Édité et annoté par Jacques Catteau, Sophie Coeuré et Julie Bouvard.
« Comment l’officier courageux, deux fois blessé au front, détaché dès 1916 à la Mission militaire en Russie, comment l’ancien major de l’École normale supérieure, agrégé de lettres, l’intellectuel catholique qui rêvait d’unir les Églises, a-t-il pu adhérer au bolchevisme et, bien pis, le servir ? » C’est là tout le mystère de Pierre Pascal (1890-1983), que Jacques Catteau soulève dans sa préface au Journal de Russie.
En 1918, l’« entrée en communisme » de Pascal provoque un scandale en France ; puis on l’oublie, jusqu’à son retour à Paris en 1933. Homme discret, rebelle à toute discipline politique, Pascal devient traducteur et professeur à la Sorbonne. Il refuse de partager publiquement son expérience de l’URSS, et ce n’est qu’en 1975 que paraît le premier des cinq volumes de son Journal de Russie, qui a pris la dimension d’un ouvrage culte pour tous les passionnés d’histoire russe.

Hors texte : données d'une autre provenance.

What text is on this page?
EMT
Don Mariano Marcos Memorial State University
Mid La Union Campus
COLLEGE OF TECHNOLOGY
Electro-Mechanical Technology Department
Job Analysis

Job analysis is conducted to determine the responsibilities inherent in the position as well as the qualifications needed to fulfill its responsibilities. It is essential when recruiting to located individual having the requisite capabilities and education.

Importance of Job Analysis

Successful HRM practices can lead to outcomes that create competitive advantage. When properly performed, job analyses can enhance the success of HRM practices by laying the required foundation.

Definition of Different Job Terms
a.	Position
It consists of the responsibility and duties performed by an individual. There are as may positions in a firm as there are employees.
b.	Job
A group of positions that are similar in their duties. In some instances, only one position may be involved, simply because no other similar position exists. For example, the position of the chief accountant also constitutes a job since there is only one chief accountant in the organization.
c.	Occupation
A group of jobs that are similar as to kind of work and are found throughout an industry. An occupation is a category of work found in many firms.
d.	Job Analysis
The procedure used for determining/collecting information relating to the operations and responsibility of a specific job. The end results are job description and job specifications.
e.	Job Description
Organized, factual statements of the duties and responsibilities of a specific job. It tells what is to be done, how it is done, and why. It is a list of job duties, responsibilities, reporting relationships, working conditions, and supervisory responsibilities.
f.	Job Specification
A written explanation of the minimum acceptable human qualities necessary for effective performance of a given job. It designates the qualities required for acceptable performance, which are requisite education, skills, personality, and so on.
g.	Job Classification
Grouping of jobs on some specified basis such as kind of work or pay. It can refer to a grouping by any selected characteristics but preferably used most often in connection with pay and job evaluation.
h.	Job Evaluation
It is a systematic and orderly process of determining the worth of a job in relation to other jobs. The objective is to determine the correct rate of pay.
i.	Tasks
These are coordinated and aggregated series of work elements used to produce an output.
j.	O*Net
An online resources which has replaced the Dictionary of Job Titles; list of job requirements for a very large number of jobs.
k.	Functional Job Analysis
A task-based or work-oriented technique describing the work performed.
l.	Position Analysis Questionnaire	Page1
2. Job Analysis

Le Journal de Russie 1928-1929 est la transcription des cinq carnets noirs inédits qui constituent le dernier témoignage de Pierre Pascal. Beau-frère de Victor Serge, ami de Boris Souvarine, l’auteur appartient à la génération de révolutionnaires trahie par le stalinisme. Au fil des pages, il révèle les rouages de l’Internationale communiste, la persécution de l’Église orthodoxe, des paysans, des opposants au régime, la vie quotidienne à Moscou, à Leningrad ou dans les campagnes de « l’Outre-Volga ». Sa plume est précise, vivante, souvent ironique. Réquisitoire intransigeant contre les dérives totalitaires staliniennes au moment même où elles apparaissent, cette « chronique d’une Révolution dénaturée » est aussi l’expression d’un amour profond, inconditionnel, pour le peuple russe, dont Pierre Pascal s’est appliqué sa vie durant à transmettre l’histoire, la culture et l’esprit.